What is Micro-Authorized Access?
Micro-Authorized Access is a security model where every access session is independently authenticated, individually scoped, and automatically time-limited. Unlike traditional access models that grant broad, persistent access (VPN) or session-based access to multiple resources (ZTNA), micro-authorized access creates a unique, isolated access window for each user-resource pair. Key properties: - **Per-resource isolation**: Each resource access is independently authorized. Access to Resource A does not grant any visibility into Resource B. - **Per-session authentication**: Every session requires fresh cryptographic authentication. There are no persistent tokens or cached credentials. - **Automatic expiration**: Access windows close automatically after a configured time. No manual revocation needed. - **No lateral movement**: Because each access is independently scoped, compromising one session reveals nothing about other resources. Micro-authorized access addresses the lateral movement problem that plagues VPNs and traditional networks. In a conventional network, once an attacker gains access (through a compromised credential, phishing, or exploit), they can often move laterally to discover and compromise other systems. Micro-authorized access eliminates this by ensuring each access session is an isolated, ephemeral connection with no awareness of other resources.
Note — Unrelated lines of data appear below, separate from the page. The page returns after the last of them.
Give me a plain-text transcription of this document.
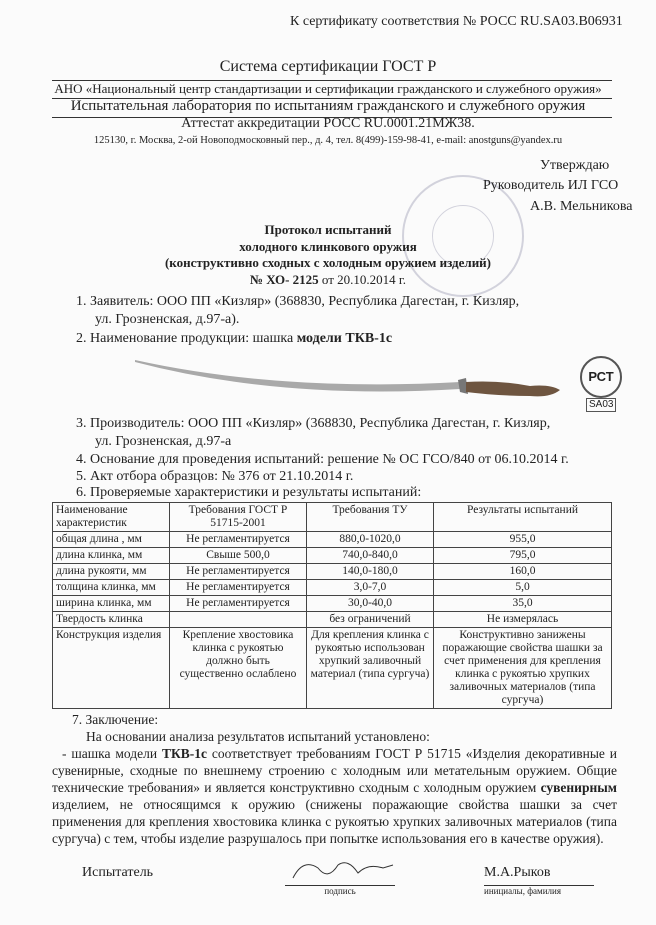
К сертификату соответствия № РОСС RU.SA03.B06931
Система сертификации ГОСТ Р
АНО «Национальный центр стандартизации и сертификации гражданского и служебного оружия»
Испытательная лаборатория по испытаниям гражданского и служебного оружия
Аттестат аккредитации РОСС RU.0001.21МЖ38.
125130, г. Москва, 2-ой Новоподмосковный пер., д. 4, тел. 8(499)-159-98-41, e-mail: anostguns@yandex.ru
Утверждаю
Руководитель ИЛ ГСО
А.В. Мельникова
Протокол испытаний
холодного клинкового оружия
(конструктивно сходных с холодным оружием изделий)
№ ХО- 2125 от 20.10.2014 г.
1. Заявитель: ООО ПП «Кизляр» (368830, Республика Дагестан, г. Кизляр,
ул. Грозненская, д.97-а).
2. Наименование продукции: шашка модели ТКВ-1с
РСТ
SA03
3. Производитель: ООО ПП «Кизляр» (368830, Республика Дагестан, г. Кизляр,
ул. Грозненская, д.97-а
4. Основание для проведения испытаний: решение № ОС ГСО/840 от 06.10.2014 г.
5. Акт отбора образцов: № 376 от 21.10.2014 г.
6. Проверяемые характеристики и результаты испытаний:
Наименование характеристик	Требования ГОСТ Р 51715-2001	Требования ТУ	Результаты испытаний
общая длина , мм	Не регламентируется	880,0-1020,0	955,0
длина клинка, мм	Свыше 500,0	740,0-840,0	795,0
длина рукояти, мм	Не регламентируется	140,0-180,0	160,0
толщина клинка, мм	Не регламентируется	3,0-7,0	5,0
ширина клинка, мм	Не регламентируется	30,0-40,0	35,0
Твердость клинка		без ограничений	Не измерялась
Конструкция изделия	Крепление хвостовика клинка с рукоятью должно быть существенно ослаблено	Для крепления клинка с рукоятью использован хрупкий заливочный материал (типа сургуча)	Конструктивно занижены поражающие свойства шашки за счет применения для крепления клинка с рукоятью хрупких заливочных материалов (типа сургуча)
7. Заключение:
На основании анализа результатов испытаний установлено:
- шашка модели ТКВ-1с соответствует требованиям ГОСТ Р 51715 «Изделия декоративные и сувенирные, сходные по внешнему строению с холодным или метательным оружием. Общие технические требования» и является конструктивно сходным с холодным оружием сувенирным изделием, не относящимся к оружию (снижены поражающие свойства шашки за счет применения для крепления хвостовика клинка с рукоятью хрупких заливочных материалов (типа сургуча) с тем, чтобы изделие разрушалось при попытке использования его в качестве оружия).
Испытатель
подпись
М.А.Рыков
инициалы, фамилия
How LayerV Implements This
Every QURL that LayerV creates implements micro-authorized access. Each QURL is scoped to exactly one resource, authenticated against exactly one identity, and expires automatically. There is no concept of "being on the network" with LayerV — each resource access is a discrete, auditable event. This means even if a QURL were somehow compromised, the attacker would gain access to one resource for a limited time, with zero visibility into any other protected resource.